We continue to see the challenges of recovering from the current virus-induced recession as global in nature. The US economy remains more dynamic than many others though, and the US equity market has benefited from the rapid and unstinting support of the Federal Reserve. However, it is also vulnerable to a second wave of infection from the coronavirus. With significant levels of fiscal and monetary stimulus already in place, markets are taking an optimistic view of the balance of risks and opportunities.
Select companies have been especially well-positioned to take advantage of rapidly changing consumer and business preferences we have seen over the past few months. Accelerated adoption of technological solutions to allow remote working and new ways of conducting business have boosted the fortunes of many companies in the technology sector. We expect these transformational changes to persist even as the immediate driver of the change eases with the virus threat.
As the restructuring of the economy progresses, we expect new businesses to take up the slack left by legacy activities that will not bounce back as quickly, if at all. However, the recovery is unlikely to be smooth and any setbacks to the optimistic assumptions currently gaining dominance may see sharp declines in market confidence.

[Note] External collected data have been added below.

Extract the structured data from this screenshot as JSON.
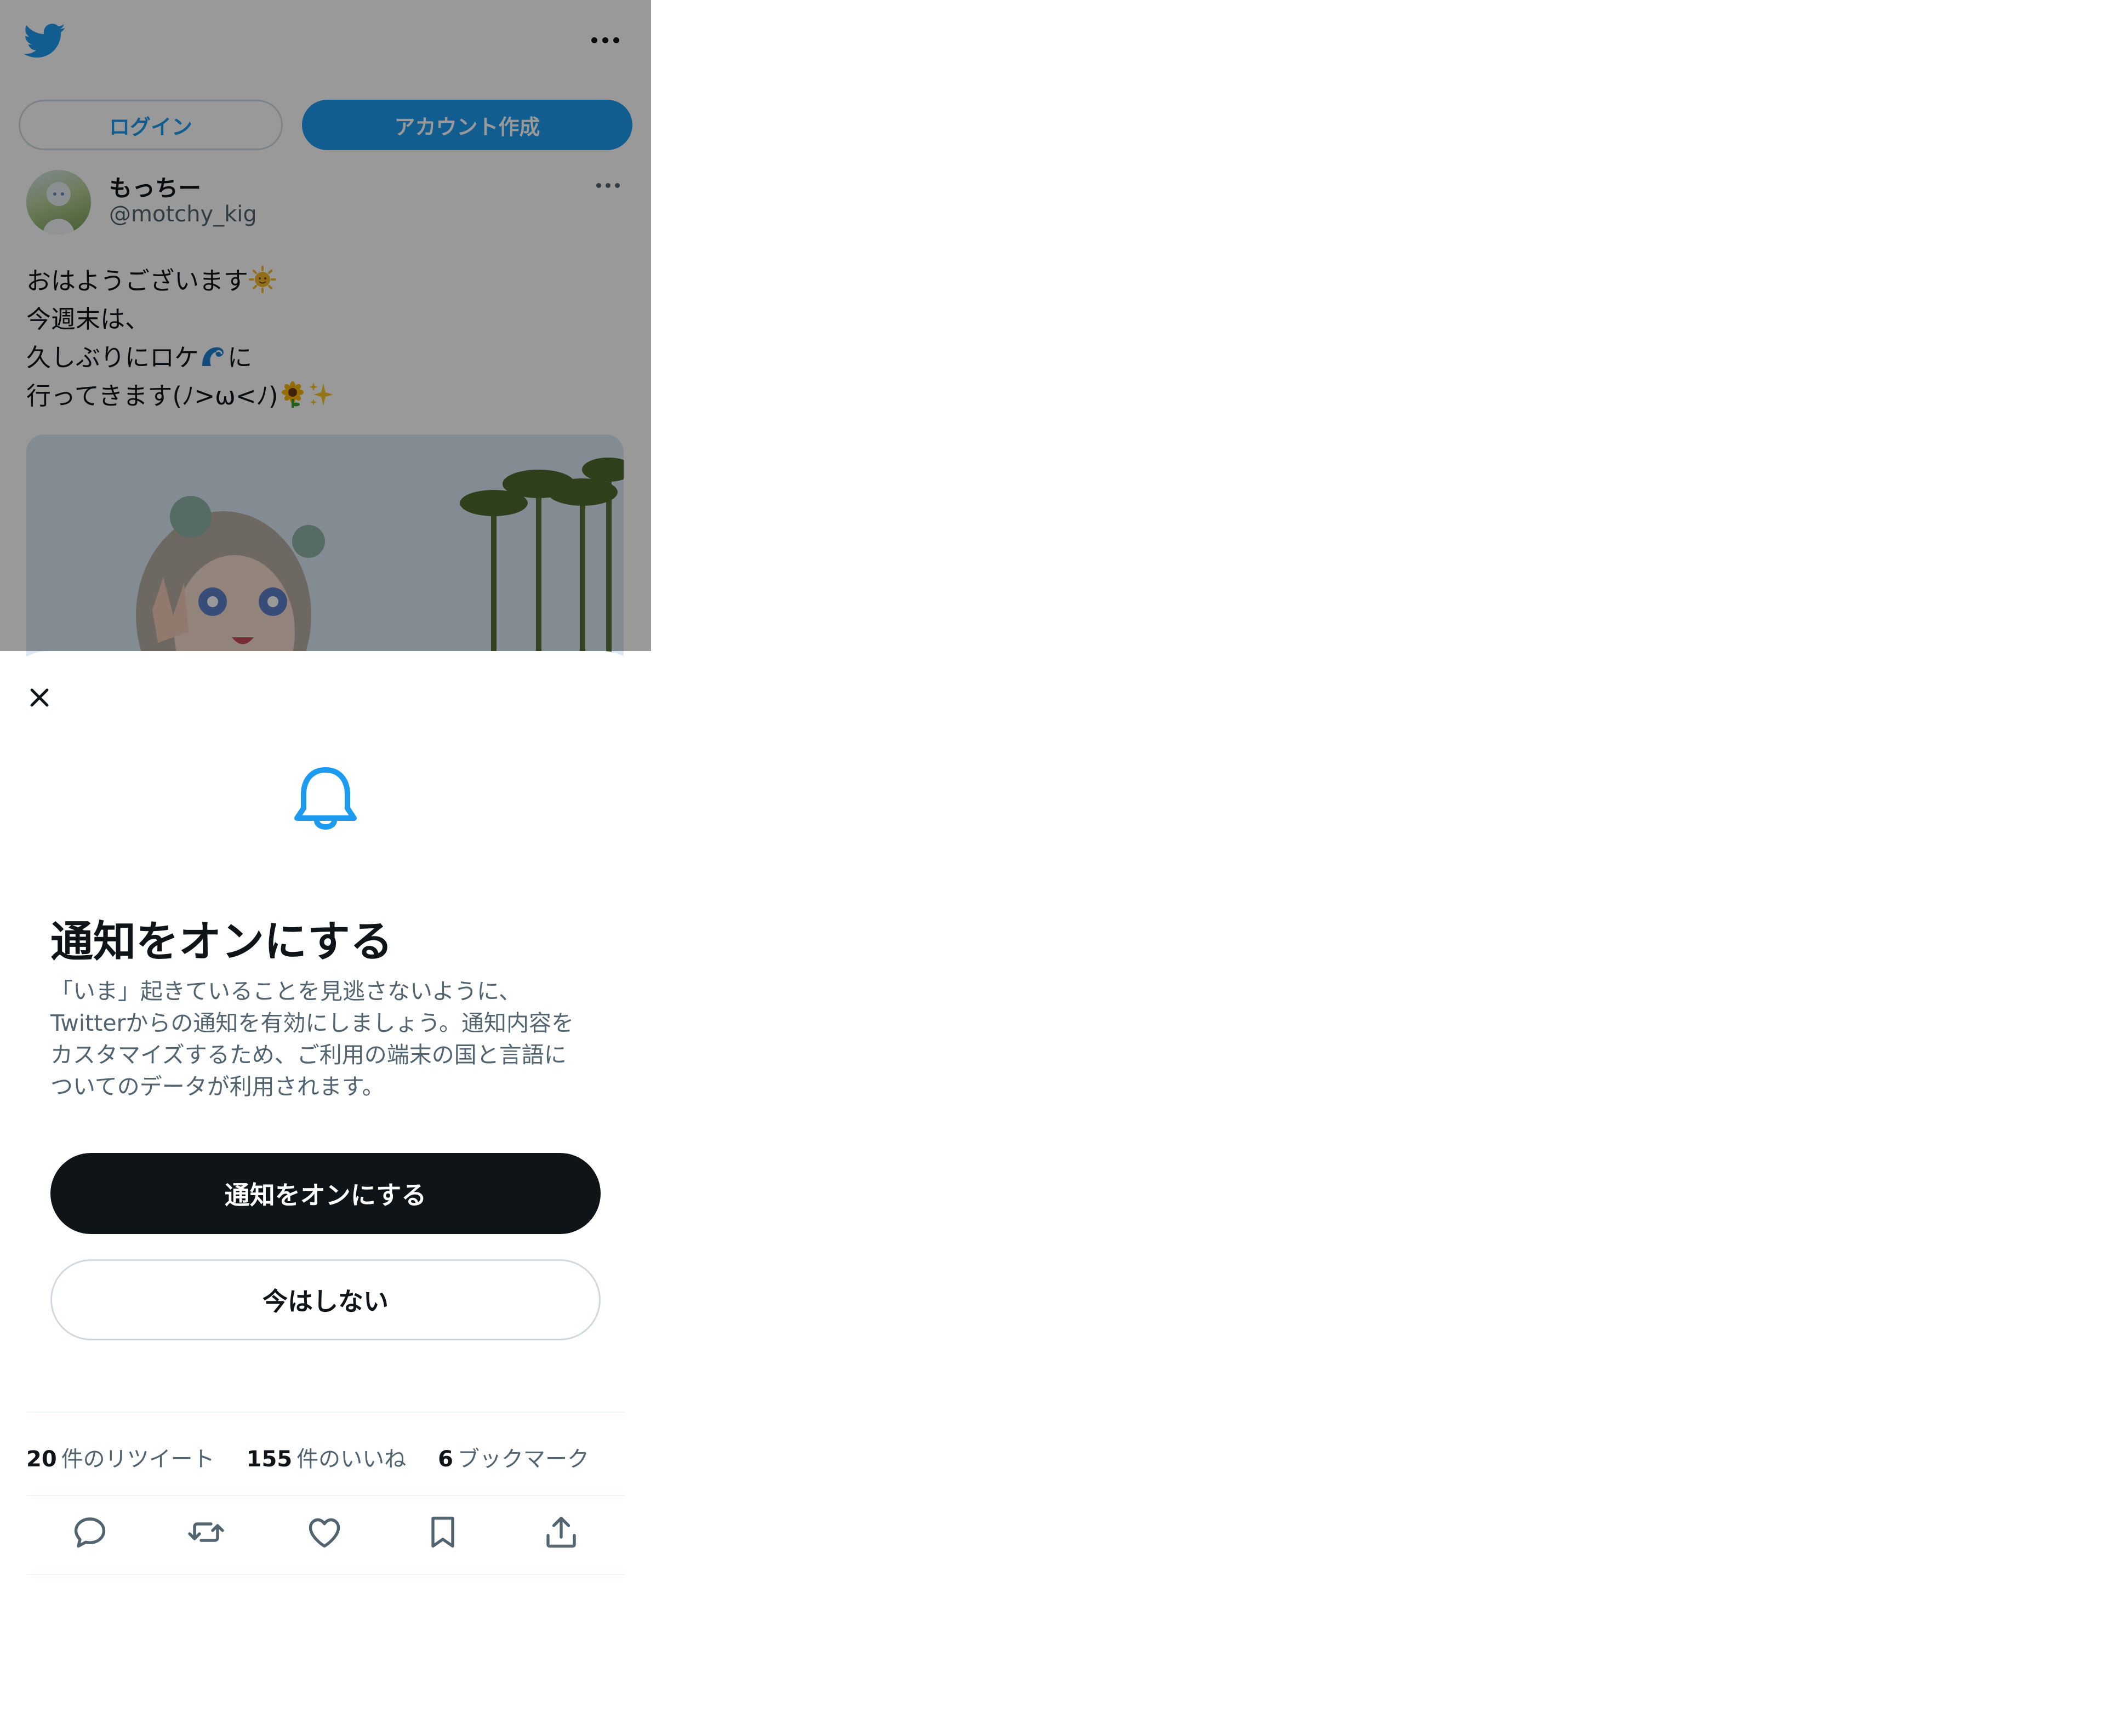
{
  "header": {
    "logo": "twitter-bird-icon",
    "menu": "more-icon"
  },
  "auth": {
    "login_label": "ログイン",
    "signup_label": "アカウント作成"
  },
  "tweet": {
    "user_name": "もっちー",
    "user_handle": "@motchy_kig",
    "text_lines": [
      {
        "text": "おはようございます",
        "emoji": [
          "sun-face-emoji"
        ]
      },
      {
        "text": "今週末は、"
      },
      {
        "text_before": "久しぶりにロケ",
        "emoji": [
          "wave-emoji"
        ],
        "text_after": "に"
      },
      {
        "text": "行ってきます(ﾉ>ω<ﾉ)",
        "emoji": [
          "sunflower-emoji",
          "sparkles-emoji"
        ]
      }
    ]
  },
  "modal": {
    "title": "通知をオンにする",
    "description_lines": [
      "「いま」起きていることを見逃さないように、",
      "Twitterからの通知を有効にしましょう。通知内容を",
      "カスタマイズするため、ご利用の端末の国と言語に",
      "ついてのデータが利用されます。"
    ],
    "primary_label": "通知をオンにする",
    "secondary_label": "今はしない"
  },
  "stats": {
    "retweets_count": "20",
    "retweets_label": "件のリツイート",
    "likes_count": "155",
    "likes_label": "件のいいね",
    "bookmarks_count": "6",
    "bookmarks_label": "ブックマーク"
  },
  "actions": [
    "reply-icon",
    "retweet-icon",
    "like-icon",
    "bookmark-icon",
    "share-icon"
  ],
  "colors": {
    "brand_blue": "#1d9bf0",
    "text_primary": "#0f1419",
    "text_secondary": "#536471",
    "border": "#cfd9de",
    "overlay": "rgba(0,0,0,0.40)"
  }
}
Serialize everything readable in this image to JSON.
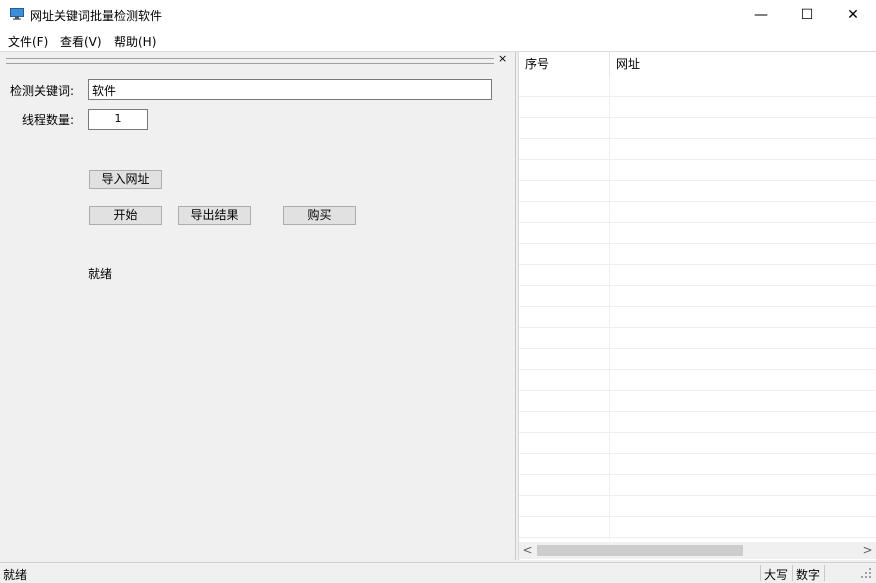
{
  "window": {
    "title": "网址关键词批量检测软件",
    "minimize": "—",
    "maximize": "☐",
    "close": "✕"
  },
  "menu": {
    "file": "文件(F)",
    "view": "查看(V)",
    "help": "帮助(H)"
  },
  "panel": {
    "close_glyph": "×",
    "keyword_label": "检测关键词:",
    "keyword_value": "软件",
    "threads_label": "线程数量:",
    "threads_value": "1",
    "import_button": "导入网址",
    "start_button": "开始",
    "export_button": "导出结果",
    "buy_button": "购买",
    "status": "就绪"
  },
  "list": {
    "columns": [
      "序号",
      "网址"
    ],
    "scroll_left": "<",
    "scroll_right": ">"
  },
  "statusbar": {
    "text": "就绪",
    "caps": "大写",
    "num": "数字"
  }
}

The need to make decisions about the ongoing provision of government support for individual consumers as well as businesses is complicated by the impending US election. The highly charged political climate in the United States may make longer-term policy harder to deliver, if it offers political advantage to one party or the other. For investors, there’s also a heightened risk that inequality and populism will lead to rising tax rates and regulatory oversight, particularly in key sectors such as technology.
We believe that for the balance of the year, politics will have a growing impact on investment decisions. However, the health and related economic variables are likely to be more important than narrow, traditional political considerations.